Soon after moving to Stamford, Golub argued a habeas corpus case before the U.S. Supreme Court, mere days after he qualified to argue there. But the justices didn’t buy his arguments about how police should properly identify a suspect, and Golub lost the case 7-2.

He’d return a decade later, a more seasoned attorney, representing––of all clients for a stalwart Democrat like Golub––the state Republican Party in its bid to decide who could vote in its primaries. Golub argued that it was vital to the democratic process for a political party to be able to try to attract new members, to which the new chief justice, William Rehnquist, blurted an infamous retort.

“He said, ‘What’s so good about opening up and enhancing the democratic process?’ And then he quickly caught himself,” Golub says, laughing. “The Washington Post ran that the next day as an example of how the Court was changing.”

Nevertheless, the justices ruled in favor of Golub’s client.

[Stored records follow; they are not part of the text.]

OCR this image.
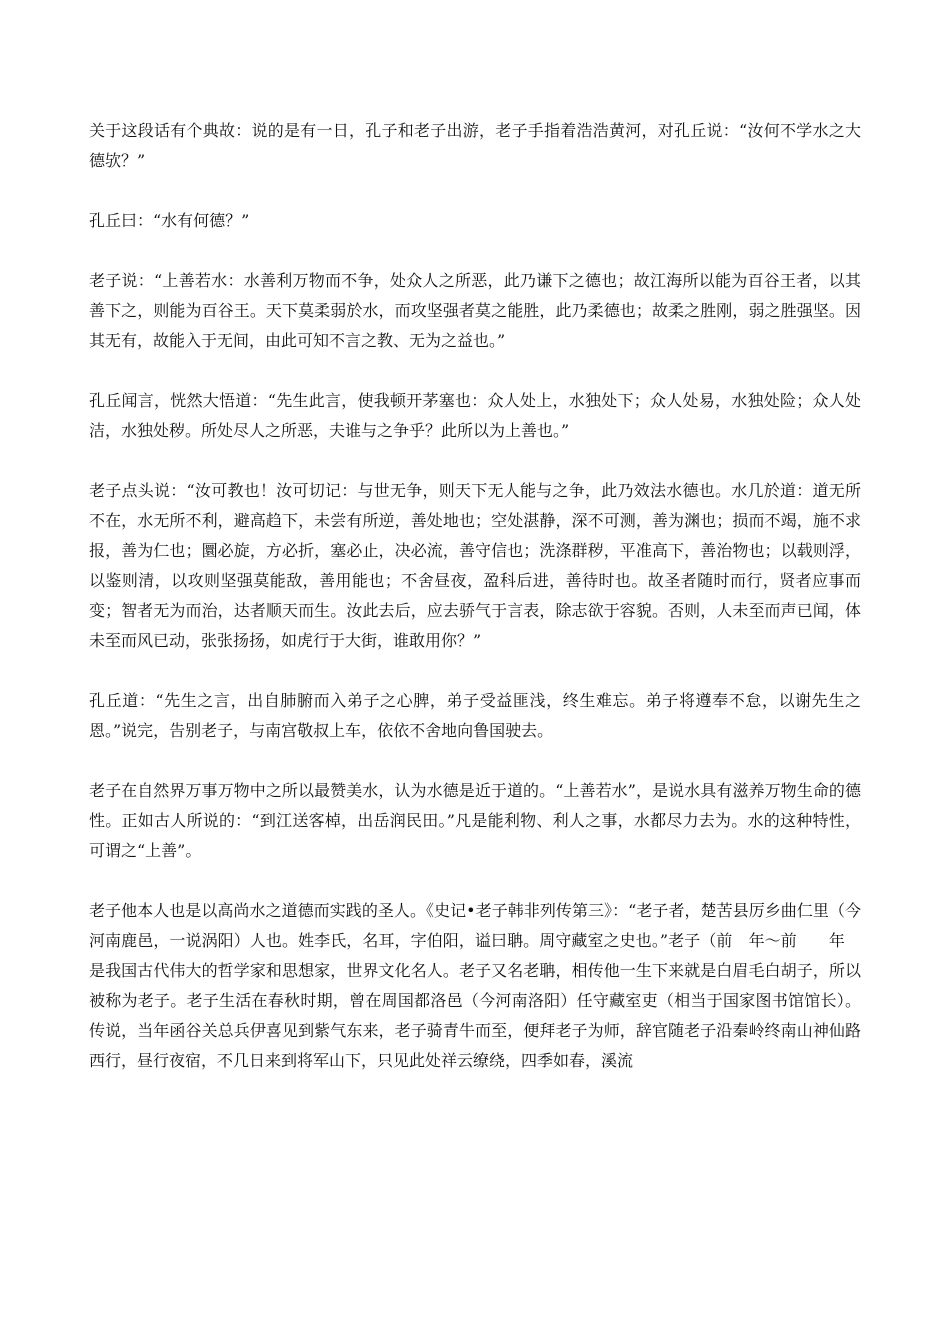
关于这段话有个典故：说的是有一日，孔子和老子出游，老子手指着浩浩黄河，对孔丘说：“汝何不学水之大德欤？”

孔丘曰：“水有何德？”

老子说：“上善若水：水善利万物而不争，处众人之所恶，此乃谦下之德也；故江海所以能为百谷王者，以其善下之，则能为百谷王。天下莫柔弱於水，而攻坚强者莫之能胜，此乃柔德也；故柔之胜刚，弱之胜强坚。因其无有，故能入于无间，由此可知不言之教、无为之益也。”

孔丘闻言，恍然大悟道：“先生此言，使我顿开茅塞也：众人处上，水独处下；众人处易，水独处险；众人处洁，水独处秽。所处尽人之所恶，夫谁与之争乎？此所以为上善也。”

老子点头说：“汝可教也！汝可切记：与世无争，则天下无人能与之争，此乃效法水德也。水几於道：道无所不在，水无所不利，避高趋下，未尝有所逆，善处地也；空处湛静，深不可测，善为渊也；损而不竭，施不求报，善为仁也；圜必旋，方必折，塞必止，决必流，善守信也；洗涤群秽，平准高下，善治物也；以载则浮，以鉴则清，以攻则坚强莫能敌，善用能也；不舍昼夜，盈科后进，善待时也。故圣者随时而行，贤者应事而变；智者无为而治，达者顺天而生。汝此去后，应去骄气于言表，除志欲于容貌。否则，人未至而声已闻，体未至而风已动，张张扬扬，如虎行于大街，谁敢用你？”

孔丘道：“先生之言，出自肺腑而入弟子之心脾，弟子受益匪浅，终生难忘。弟子将遵奉不怠，以谢先生之恩。”说完，告别老子，与南宫敬叔上车，依依不舍地向鲁国驶去。

老子在自然界万事万物中之所以最赞美水，认为水德是近于道的。“上善若水”，是说水具有滋养万物生命的德性。正如古人所说的：“到江送客棹，出岳润民田。”凡是能利物、利人之事，水都尽力去为。水的这种特性，可谓之“上善”。

老子他本人也是以高尚水之道德而实践的圣人。《史记•老子韩非列传第三》：“老子者，楚苦县厉乡曲仁里（今河南鹿邑，一说涡阳）人也。姓李氏，名耳，字伯阳，谥曰聃。周守藏室之史也。”老子（前 年～前 年是我国古代伟大的哲学家和思想家，世界文化名人。老子又名老聃，相传他一生下来就是白眉毛白胡子，所以被称为老子。老子生活在春秋时期，曾在周国都洛邑（今河南洛阳）任守藏室吏（相当于国家图书馆馆长）。传说，当年函谷关总兵伊喜见到紫气东来，老子骑青牛而至，便拜老子为师，辞官随老子沿秦岭终南山神仙路西行，昼行夜宿，不几日来到将军山下，只见此处祥云缭绕，四季如春，溪流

Beyond his successes before the Supreme Court, Golub has taken some cases that were literally matters of life and death. In 1987, he was part of a team that convinced the Florida Supreme Court to overturn the death penalty for Charles Proffitt, who was part of the landmark U.S. Supreme Court case reaffirming the death penalty 11 years earlier.

“Many people describe [David] as seeming so easy at what he does, talking without notes,” says Kathryn Emmett of Emmett & Glander, Golub’s partner on the Proffitt case, and now his wife. “He’s relaxed with people in the courtroom and [is often humorous]. But I know how much he thinks things through.”

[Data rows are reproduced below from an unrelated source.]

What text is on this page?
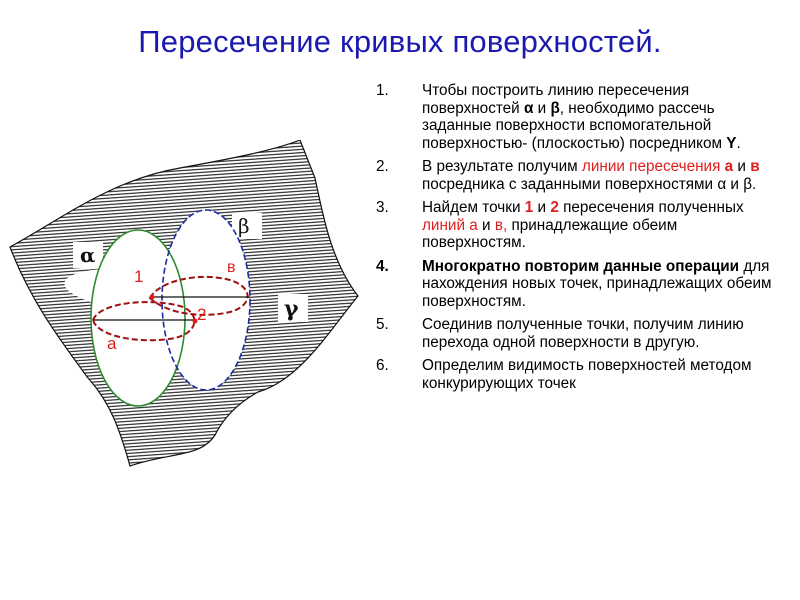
Пересечение кривых поверхностей.
α
β
γ
1
2
в
а
1. Чтобы построить линию пересечения поверхностей α и β, необходимо рассечь заданные поверхности вспомогательной поверхностью- (плоскостью) посредником Y.
2. В результате получим линии пересечения а и в посредника с заданными поверхностями α и β.
3. Найдем точки 1 и 2 пересечения полученных линий а и в, принадлежащие обеим поверхностям.
4. Многократно повторим данные операции для нахождения новых точек, принадлежащих обеим поверхностям.
5. Соединив полученные точки, получим линию перехода одной поверхности в другую.
6. Определим видимость поверхностей методом конкурирующих точек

In Connecticut, Golub may be most remembered for his tobacco case. In 1996, Connecticut gathered a team of lawyers to sue the major tobacco companies for the harm their products had caused to its citizens. Golub was lead counsel, coordinating a comprehensive and daunting effort that tested the limits of the attorneys’ knowledge, skills and endurance.

“It was a bracing experience for everybody,” says Tony Fitzgerald, who was on the team. “In the tobacco case we had 500 law firms to contend with and we just didn’t have the time to take as organized an approach as I’d normally take to a much smaller case. It was litigation at the speed of light, and he was definitely the leader of that effort, and a good one. He does the work of 10.”

Though Connecticut never went to trial (the case was settled nationally in 1998), its team was given special praise, and the state was awarded an extra $375 million.

Golub hasn’t slowed down. In June, he won a record $35.9 million judgment against the quasi-public Connecticut Resources Recovery Authority, which had given a $220 million loan to Enron Corp. and then passed on the loss––in the form of higher waste disposal fees––to 70 Connecticut towns when Enron went bankrupt. With people as high up as then-governor John Rowland urging the municipalities not to complain, only one affected town, New Hartford, was willing to take the agency on, in 2003. It was a David-and-Goliath scenario that appealed to Golub, and the attraction was mutual––New Hartford’s 6,200 people immediately accepted Golub.

“The chemistry was good right from the beginning,” says Bill Baxter, first selectman of New Hartford. “He has a style that is non-threatening, and he has an incredible mind in terms of retaining information and statistics.”

The case became a class action lawsuit last year, and when it was won, all 70 municipalities reaped the benefits.

The CRRA has since appealed, but knowing Golub, the CRRA decision is surely one he’ll look forward to defending.

“It was a battle,” Golub says. “The case was a lot of fun to try.”